I think we've come to agreement, however, so I don't want to sidetrack, hoping this helps explain that particular phrasing and why we chose to include it.

@japamment can we close the book on this addition when you are able to revisit it again, I suppose after the three week holding period? Many thanks for everyone's input on this.

japamment commented 4 years ago

@jessicaaustin @mwengren @ngalbraith @roy-lowry many thanks for all your comments and responses to my questions. This discussion has helped me to understand much better the ways in which quality information is gathered and used.

Regarding the 'non aggregate' names, I think we are all agreed and no further comments have been received. Hence, these names are accepted for publication in the standard name table and will be included in the next update, scheduled for 9th March. (N.B. The three week period that Micah mentioned applies to the process for modifying the main CF conventions document. For standard names it is our usual practice to accept names once all discussion points have been answered and consensus has been reached among those contributing to the conversation).

For the aggregate name it seems consensus has been achieved on: aggregate_quality flag 'This flag is an algorithmic combination of the results of all relevant quality tests run for the related ancillary parent data variable. The linkage between the data variable and this variable is achieved using the ancillary_variables attribute. The aggregate quality flag provides a summary of all quality tests performed on the data variable (both automated and manual) whether present in the dataset as independent ancillary variables to the parent data variable or not.' This name is also accepted for publication in the standard name table and will be added in the March update.

All the names, units and definitions are listed in full in the CEDA standard names editor.

I agree that it is important to know where to 'draw the line' between CF metadata and other sources of documentation. I do think it would be useful to use a CF attribute to state which quality control procedure has been used and hence guide data users to the appropriate documentation.
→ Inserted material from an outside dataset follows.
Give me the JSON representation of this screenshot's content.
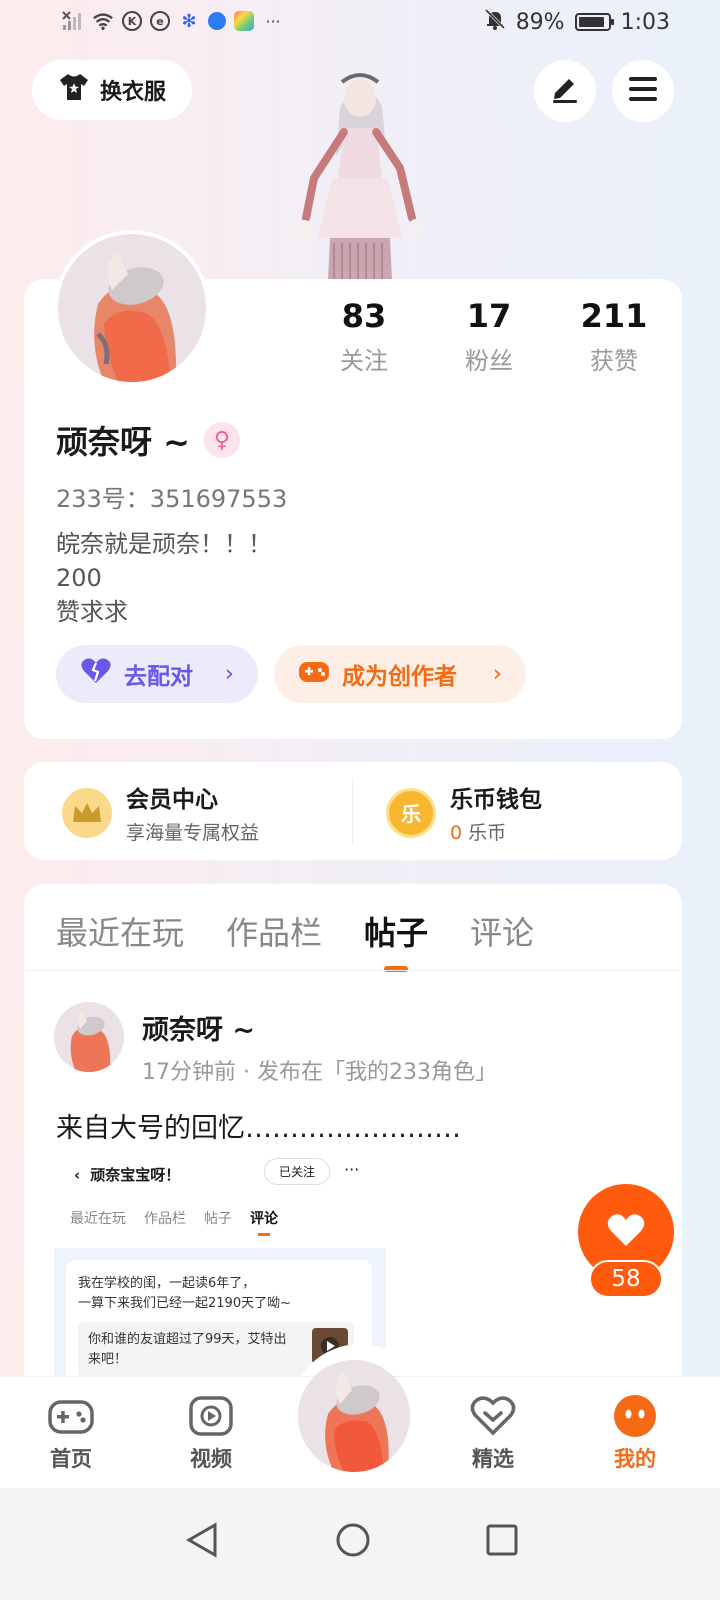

This could perhaps be achieved using an existing attribute such as 'comment', which has the advantage of not needing to modify the CF conventions. It could also be achieved by adding a new attribute such as component_tests suggested by Nan. That discussion can certainly be the subject of a separate issue.

Whatever is decided ultimately, we could then update the standard name definitions by adding a sentence advising which other attribute(s) to check. For example, we currently have a lot of emissions names such as tendency_of_atmosphere_mass_content_of_alcohols_due_to_emission_from_solvent_production_and_use whose definitions say '"Solvent production and use" is the term used in standard names to describe a collection of emission sources. A variable which has this value for the standard_name attribute should be accompanied by a comment attribute which lists the source categories and provides a reference to the categorization scheme, for example, "IPCC (Intergovernmental Panel on Climate Change) source categories 2F and 3 as defined in the 2006 IPCC guidelines for national greenhouse gas inventories". Perhaps a similar approach would work for quality tests?

Best wishes, Alison

feggleton commented 4 years ago

These changes have been published in version 72 of the standard name table.

Please close this issue if all discussions are complete.

japamment commented 4 years ago

@feggleton thanks for publishing the names. I'm closing this issue now.

mwengren commented 4 years ago

@feggleton @japamment @ngalbraith @roy-lowry and others: thanks for publishing the names, contributing to the discussion, and helping steer this through to acceptance!